Visiting a rehearsal on a decidedly chilly evening, I first ask director Jessica Reilly: how do you recreate a humid, subtropical New Orleans atmosphere in a wintertime Oxford rehearsal hall?

“We’ve been playing quite a bit of music from the period, which helps to create the necessary atmosphere,” she replies. “We’re going to use a live jazz band in the show, and they’ll be playing on stage. So they’ve recorded rehearsal tracks for us.”

The three central characters — Blanche, Stella, and Stella’s husband Stanley — all provide major, meaty acting roles, with Blanche perhaps being the most difficult of all.

“It’s an incredibly challenging part, with a lot of words,” agrees OTG’s Blanche, Cate Field. “I was speculating with Jessica the other day about what on earth you could try to follow Blanche with in terms of your acting CV. We couldn’t think of many parts that reach the same level.

“Blanche has had a rather dubious time of it during the couple of years before she arrives at Stella’s. She’s taken to drink, and she’s been living in a very rundown hotel since she left the family home. Dubious things with men have been going on, but she’s very keen to project herself as someone from the world she grew up in — this very refined kind of Southern belle, treated with deference by men who stand up when she comes into the room. All that kind of stuff. I think she’s trying to erase those dark years, but that doesn’t quite work.”

It’s hardly surprising, then, that Blanche’s arrival in town is gree-ted with some trepidation by her sister.

“She is happy to see her; they’ve been close in the past,” says Tracey Rimell, who plays Stella. “But they also have this slightly tenuous dynamic to their relationship. Stella is the eternal peacemaker, but that’s hard work for her. In some ways she’s tried to remove herself from that constant battle. All the same, there’s a genuine love and affection between them, I think.”

Then there’s Stella’s husband Stanley, played by Alexander Marks, who laughs robustly when I describe his character as “rough hewn”.

“Yeah, he had a rough and tumble upbringing, and comes from the other side of the tracks. So meeting Stella, who is from a plantation, that’s a bit of a divide to cross. But they are passionately in love, and they make a life together which is very different to the one she’s used to.”

But how difficult is it to stage this complex triangle of relationships? Does Streetcar come off the script easily, or does a director need to build up the characters?

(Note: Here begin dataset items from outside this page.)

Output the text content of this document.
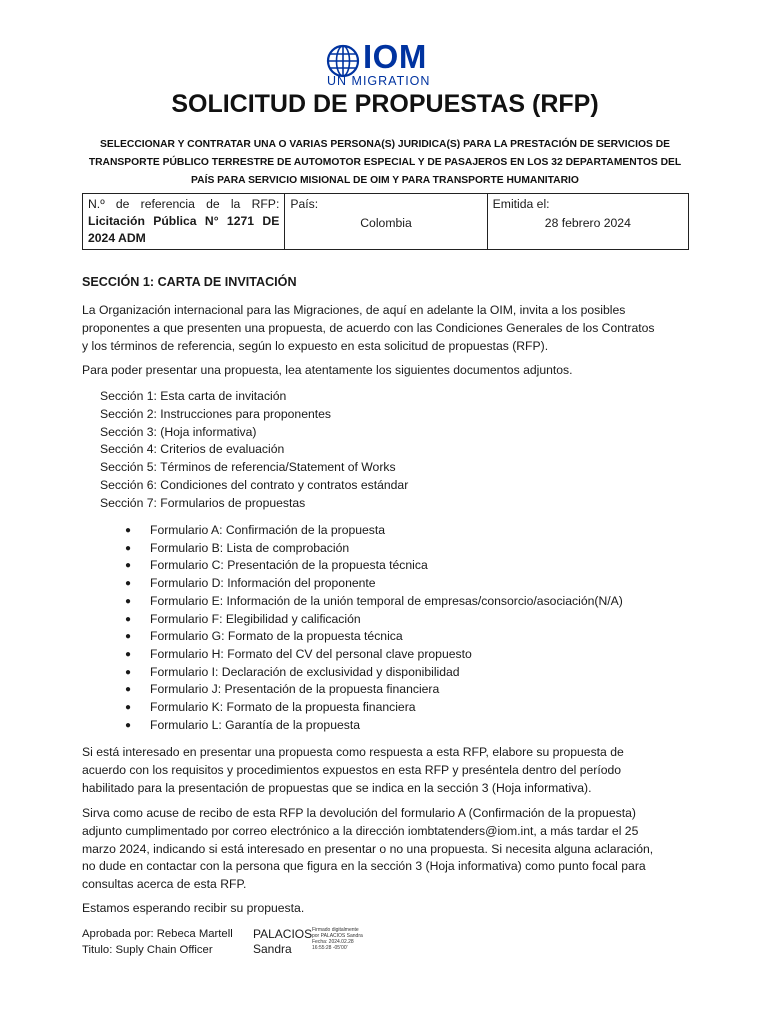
IOM
UN MIGRATION
SOLICITUD DE PROPUESTAS (RFP)
SELECCIONAR Y CONTRATAR UNA O VARIAS PERSONA(S) JURIDICA(S) PARA LA PRESTACIÓN DE SERVICIOS DE
TRANSPORTE PÚBLICO TERRESTRE DE AUTOMOTOR ESPECIAL Y DE PASAJEROS EN LOS 32 DEPARTAMENTOS DEL
PAÍS PARA SERVICIO MISIONAL DE OIM Y PARA TRANSPORTE HUMANITARIO
N.º de referencia de la RFP: Licitación Pública N° 1271 DE 2024 ADM	
País:
Colombia

Emitida el:
28 febrero 2024
SECCIÓN 1: CARTA DE INVITACIÓN
La Organización internacional para las Migraciones, de aquí en adelante la OIM, invita a los posibles
proponentes a que presenten una propuesta, de acuerdo con las Condiciones Generales de los Contratos
y los términos de referencia, según lo expuesto en esta solicitud de propuestas (RFP).
Para poder presentar una propuesta, lea atentamente los siguientes documentos adjuntos.
Sección 1: Esta carta de invitación
Sección 2: Instrucciones para proponentes
Sección 3: (Hoja informativa)
Sección 4: Criterios de evaluación
Sección 5: Términos de referencia/Statement of Works
Sección 6: Condiciones del contrato y contratos estándar
Sección 7: Formularios de propuestas
● Formulario A: Confirmación de la propuesta
● Formulario B: Lista de comprobación
● Formulario C: Presentación de la propuesta técnica
● Formulario D: Información del proponente
● Formulario E: Información de la unión temporal de empresas/consorcio/asociación(N/A)
● Formulario F: Elegibilidad y calificación
● Formulario G: Formato de la propuesta técnica
● Formulario H: Formato del CV del personal clave propuesto
● Formulario I: Declaración de exclusividad y disponibilidad
● Formulario J: Presentación de la propuesta financiera
● Formulario K: Formato de la propuesta financiera
● Formulario L: Garantía de la propuesta
Si está interesado en presentar una propuesta como respuesta a esta RFP, elabore su propuesta de
acuerdo con los requisitos y procedimientos expuestos en esta RFP y preséntela dentro del período
habilitado para la presentación de propuestas que se indica en la sección 3 (Hoja informativa).
Sirva como acuse de recibo de esta RFP la devolución del formulario A (Confirmación de la propuesta)
adjunto cumplimentado por correo electrónico a la dirección iombtatenders@iom.int, a más tardar el 25
marzo 2024, indicando si está interesado en presentar o no una propuesta. Si necesita alguna aclaración,
no dude en contactar con la persona que figura en la sección 3 (Hoja informativa) como punto focal para
consultas acerca de esta RFP.
Estamos esperando recibir su propuesta.
Aprobada por: Rebeca Martell
Titulo: Suply Chain Officer
PALACIOS
Sandra
Firmado digitalmente
por PALACIOS Sandra
Fecha: 2024.02.28
16:55:28 -05'00'
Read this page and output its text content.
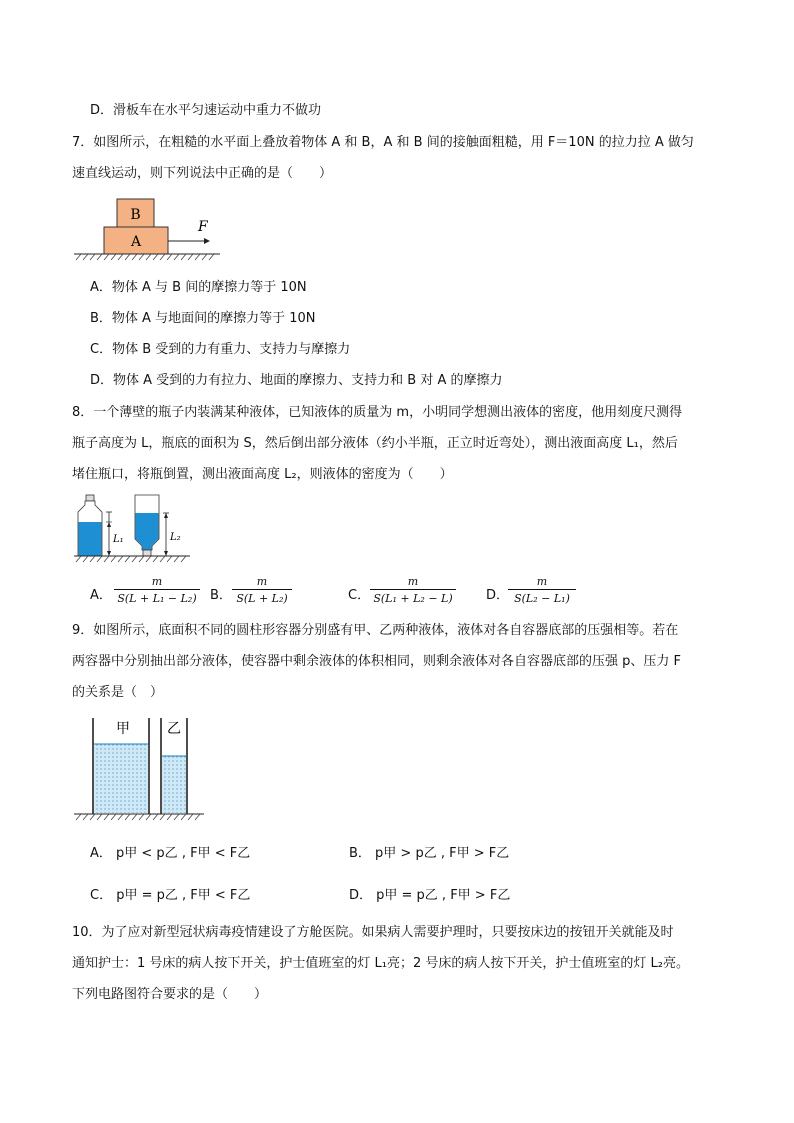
D．滑板车在水平匀速运动中重力不做功
7．如图所示，在粗糙的水平面上叠放着物体 A 和 B，A 和 B 间的接触面粗糙，用 F＝10N 的拉力拉 A 做匀
速直线运动，则下列说法中正确的是（　　）
B
A
F
A．物体 A 与 B 间的摩擦力等于 10N
B．物体 A 与地面间的摩擦力等于 10N
C．物体 B 受到的力有重力、支持力与摩擦力
D．物体 A 受到的力有拉力、地面的摩擦力、支持力和 B 对 A 的摩擦力
8．一个薄壁的瓶子内装满某种液体，已知液体的质量为 m，小明同学想测出液体的密度，他用刻度尺测得
瓶子高度为 L，瓶底的面积为 S，然后倒出部分液体（约小半瓶，正立时近弯处），测出液面高度 L₁，然后
堵住瓶口，将瓶倒置，测出液面高度 L₂，则液体的密度为（　　）
L₁	L₂
A．
m
S(L + L₁ − L₂) B．
m
S(L + L₂)	C．
m
S(L₁ + L₂ − L)	D．
m
S(L₂ − L₁)
9．如图所示，底面积不同的圆柱形容器分别盛有甲、乙两种液体，液体对各自容器底部的压强相等。若在
两容器中分别抽出部分液体，使容器中剩余液体的体积相同，则剩余液体对各自容器底部的压强 p、压力 F
的关系是（　）
甲	乙
A． p甲 < p乙 , F甲 < F乙	B． p甲 > p乙 , F甲 > F乙
C． p甲 = p乙 , F甲 < F乙	D． p甲 = p乙 , F甲 > F乙
10．为了应对新型冠状病毒疫情建设了方舱医院。如果病人需要护理时，只要按床边的按钮开关就能及时
通知护士：1 号床的病人按下开关，护士值班室的灯 L₁亮；2 号床的病人按下开关，护士值班室的灯 L₂亮。
下列电路图符合要求的是（　　）
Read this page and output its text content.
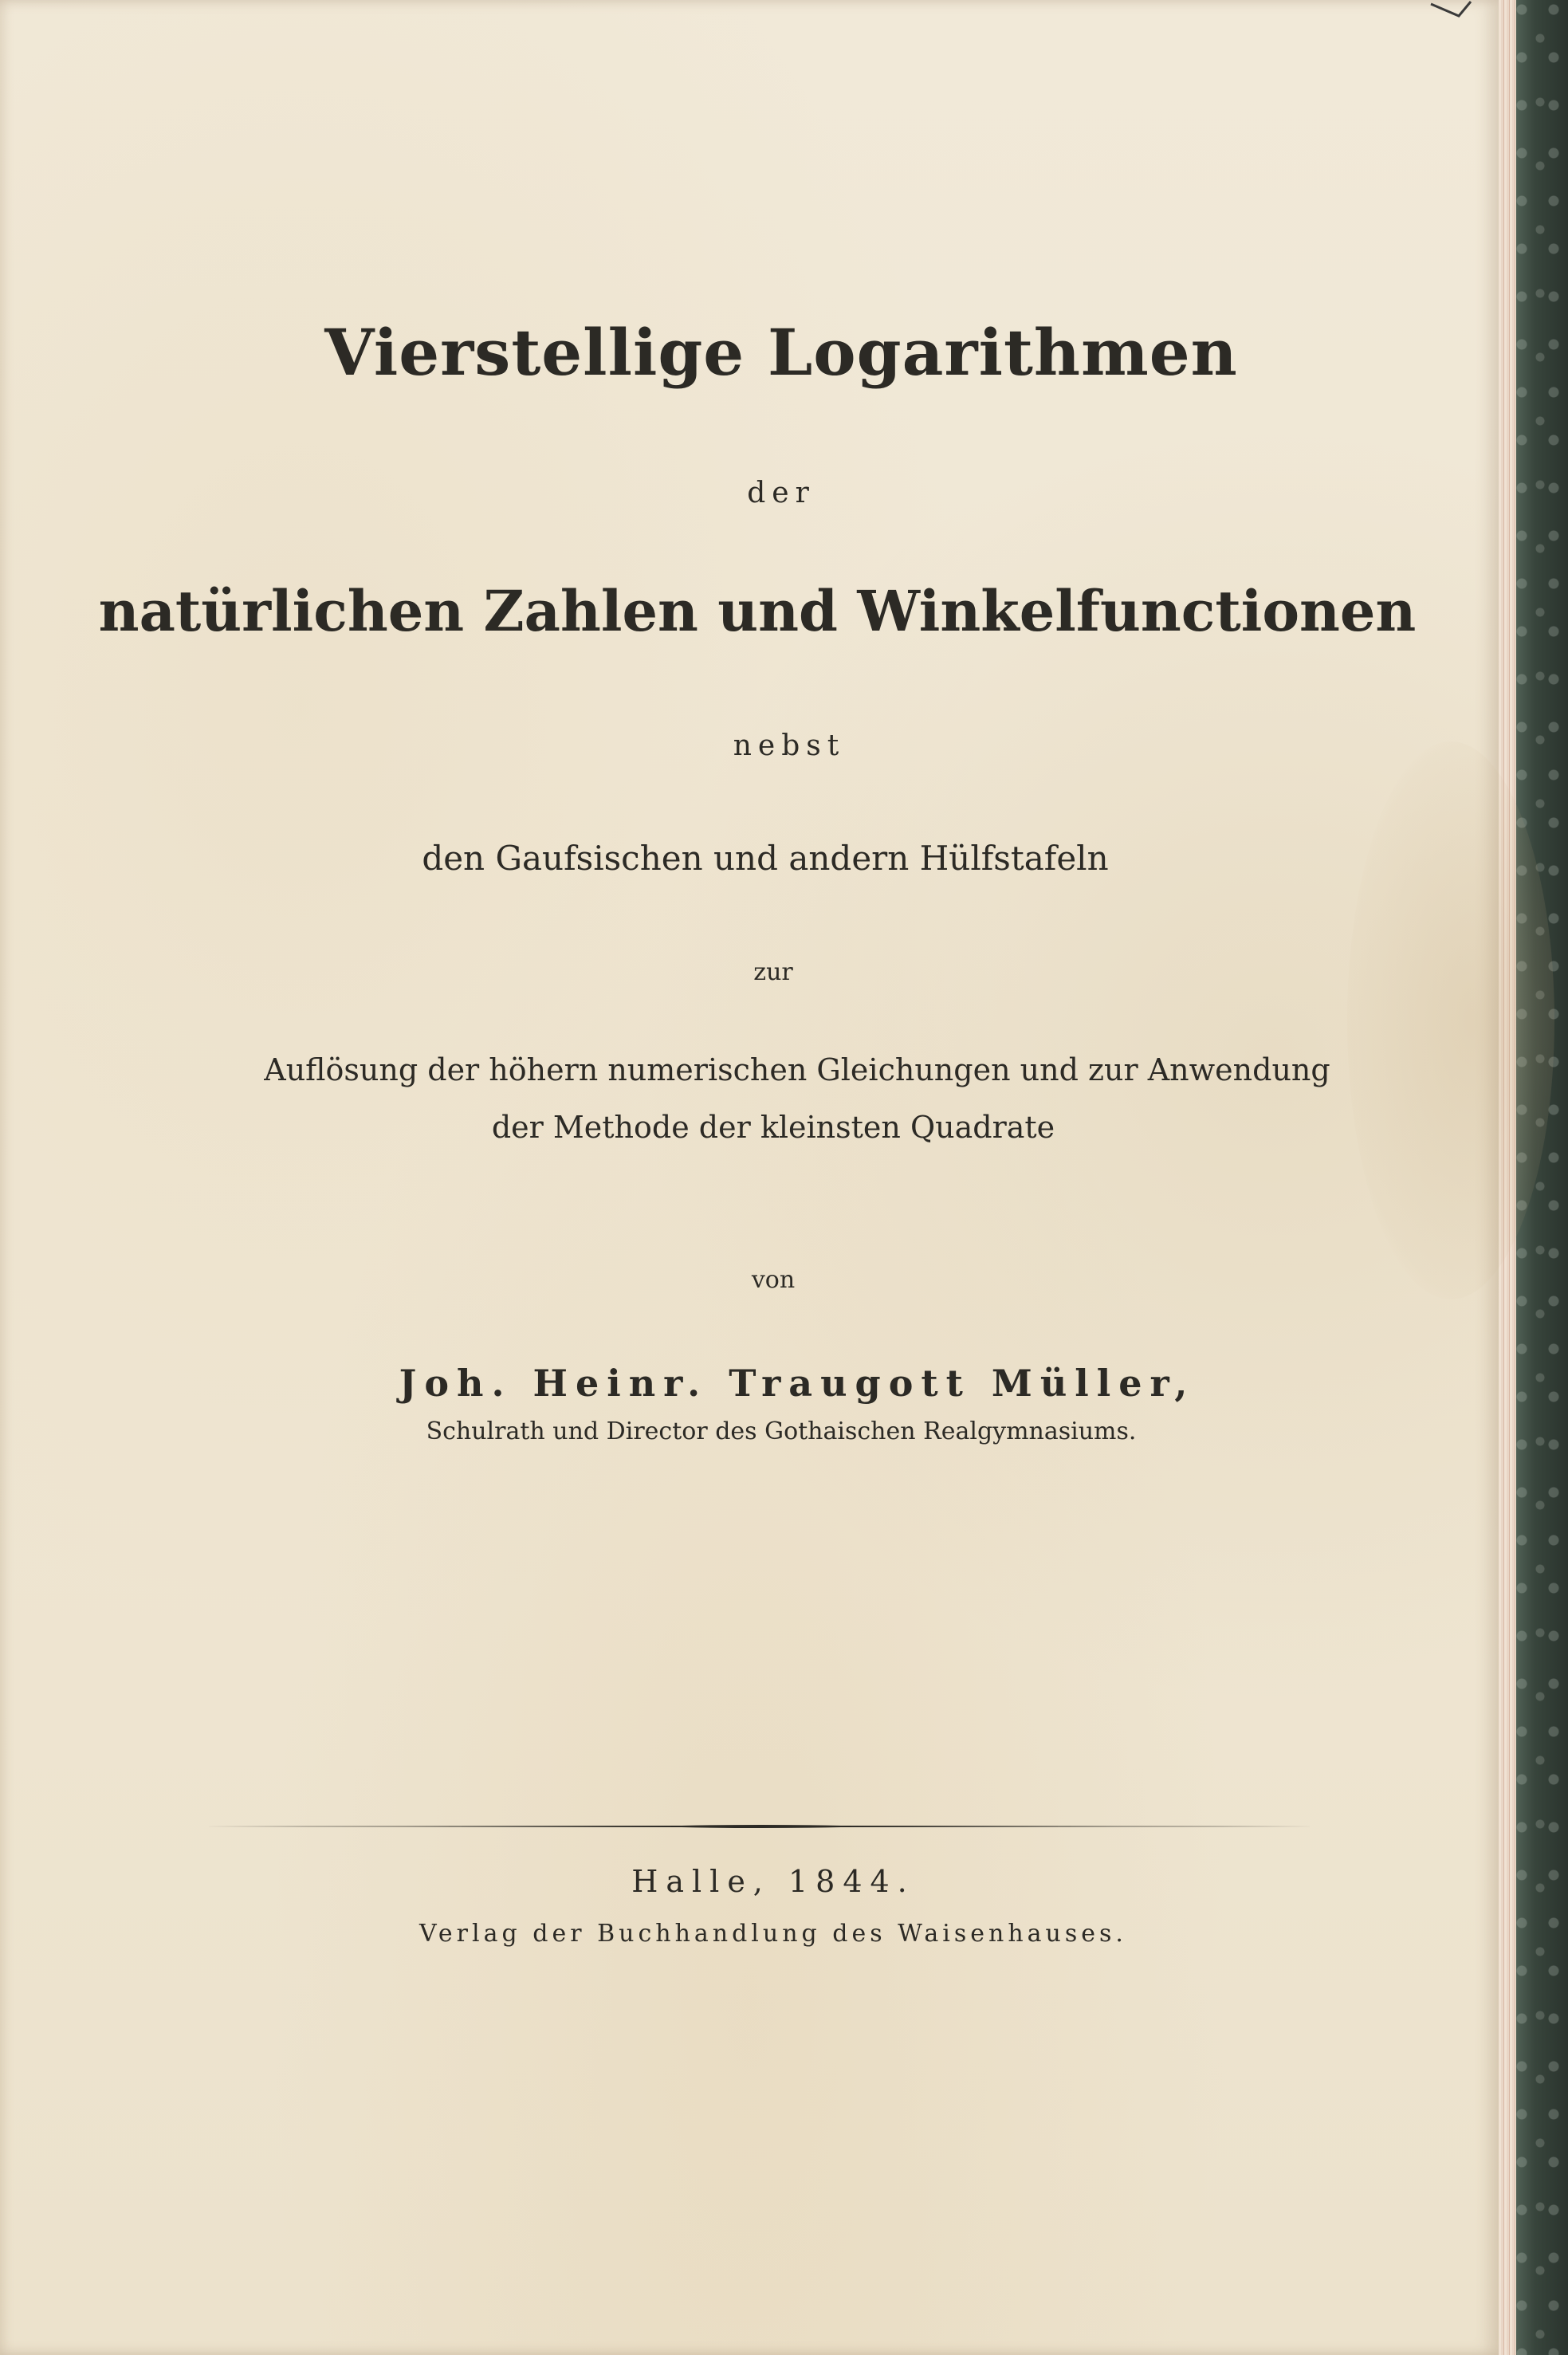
Vierstellige Logarithmen
der
natürlichen Zahlen und Winkelfunctionen
nebst
den Gaufsischen und andern Hülfstafeln
zur
Auflösung der höhern numerischen Gleichungen und zur Anwendung
der Methode der kleinsten Quadrate
von
Joh. Heinr. Traugott Müller,
Schulrath und Director des Gothaischen Realgymnasiums.
Halle, 1844.
Verlag der Buchhandlung des Waisenhauses.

“Because he’s an amazing writer, Williams has done quite a lot of the work for us,” Jessica, OTG’s director, replies. “But creating relationships on stage is always about creating chemistry between actors, which can create a bit of work.”

“I think we jumped straight in at the deep end, broke the ice, and got on with it,” Cate Field adds.

“It’s nice to become friends offstage as well: the more you socialise and become comfortable together, the more the relationships evolve on stage.”